NYU’s Furman Center for Real Estate and Urban Policy is in the middle of #NYChousing, a ten day series which looks at ten affordable housing policy issues facing the next mayor. This morning, the Furman Center lead a Twitter conversation on Mandatory Inclusionary Zoning. Read their policy brief here, and be sure to check out Councilmember Brad Lander’s and ANHD’s longer reports as well.
Tomorrow’s topic is city pension funds: “Should the next mayor seek to expand the use of pension funds to develop affordable housing?” Several candidates have recommend leveraging up to $1 billion of the pension funds’ $137 billion in assets to create and preserve more affordable housing.
There is another dimension to the pension fund debate that UHAB has particular interest in, that (to our knowledge) no candidate has yet discussed. Predatory equity companies that invest in NYC affordable housing are backed by investors, and many of those investors are public pension funds. One of the many problems with predatory equity is that it assumes a financial return that is virtually impossible without breaking New York State rent regulation law and violating tenants’ rights. The City could declare that it will only invest in groups that make responsible real estate investment, in line with the State’s rent regulation laws.
In New York City, this is not without precedent. In 2008, we discovered that city pension money was being used in $950 million deal on five former Mitchell Lama buildings in Northern Manhattan. We asked then-Comptroller Bill Thompson to do something about it; he agreed to insist on an “opt out” clause for future real estate investments so the City can pull its money from purchases where the financials don’t make sense.

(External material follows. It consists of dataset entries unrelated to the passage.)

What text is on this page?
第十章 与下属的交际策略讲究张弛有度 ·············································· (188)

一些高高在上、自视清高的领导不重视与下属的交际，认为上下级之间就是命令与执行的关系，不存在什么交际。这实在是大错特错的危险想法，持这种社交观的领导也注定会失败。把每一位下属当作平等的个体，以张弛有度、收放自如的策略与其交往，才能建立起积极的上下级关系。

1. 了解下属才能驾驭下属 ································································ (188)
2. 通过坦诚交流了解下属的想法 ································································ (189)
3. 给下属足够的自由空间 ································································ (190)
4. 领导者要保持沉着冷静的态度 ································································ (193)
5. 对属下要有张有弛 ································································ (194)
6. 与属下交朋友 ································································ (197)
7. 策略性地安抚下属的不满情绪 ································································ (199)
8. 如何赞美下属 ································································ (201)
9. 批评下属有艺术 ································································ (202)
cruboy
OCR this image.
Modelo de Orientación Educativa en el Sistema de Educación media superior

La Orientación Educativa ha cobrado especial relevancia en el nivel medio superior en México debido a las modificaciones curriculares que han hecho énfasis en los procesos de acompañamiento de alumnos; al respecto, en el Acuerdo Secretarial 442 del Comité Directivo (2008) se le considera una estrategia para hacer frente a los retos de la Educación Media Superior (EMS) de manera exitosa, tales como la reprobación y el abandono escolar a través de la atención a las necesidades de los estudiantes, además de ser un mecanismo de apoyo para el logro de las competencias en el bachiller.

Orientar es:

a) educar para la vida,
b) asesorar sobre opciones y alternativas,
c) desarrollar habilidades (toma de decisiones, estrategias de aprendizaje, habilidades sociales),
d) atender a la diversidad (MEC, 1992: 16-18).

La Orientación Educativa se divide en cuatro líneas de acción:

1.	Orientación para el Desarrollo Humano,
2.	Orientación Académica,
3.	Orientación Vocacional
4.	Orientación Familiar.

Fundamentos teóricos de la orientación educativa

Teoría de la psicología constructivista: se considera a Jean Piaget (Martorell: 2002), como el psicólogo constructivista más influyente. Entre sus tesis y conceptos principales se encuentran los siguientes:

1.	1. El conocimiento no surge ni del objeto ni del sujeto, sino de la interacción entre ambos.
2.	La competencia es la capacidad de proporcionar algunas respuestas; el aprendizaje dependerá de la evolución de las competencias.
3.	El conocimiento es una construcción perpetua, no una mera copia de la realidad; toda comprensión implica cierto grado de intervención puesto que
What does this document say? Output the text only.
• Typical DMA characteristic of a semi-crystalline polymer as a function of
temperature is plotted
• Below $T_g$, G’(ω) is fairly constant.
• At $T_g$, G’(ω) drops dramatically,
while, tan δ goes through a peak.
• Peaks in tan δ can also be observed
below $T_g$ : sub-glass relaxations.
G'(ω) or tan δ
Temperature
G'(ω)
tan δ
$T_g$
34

City Limits called it “shareholder activism” t the time. We don’t know if the practice continued past Thompson’s term.
Public pension funds are still heavily involved in predatory real estate investments. For instance, we discovered that the New York State Teachers Retirement System (NYSTRS) is invested in the Lone Star’s LSREF II. Lone Star used this fund to buy up distressed housing in Washington Heights and flip it, re-overleveraging it in the process. This kind of behavior by pension funds is particularly unconscionable when you consider that many of the working people living in housing at risk due to predatory equity are the very people who one day hope to live off the pensions in question – public employees.
Of course, there is another fundamental problem with mayoral candidates hoping to leverage pension funds. As John Liu would almost certainly tell us if Bloomberg tried to get his hands on the pension: it’s just not the mayor’s business. Perhaps the candidates should weigh in on how they plan to work with the Comptroller, or perhaps the question should be posed to Stringer or Spitzer.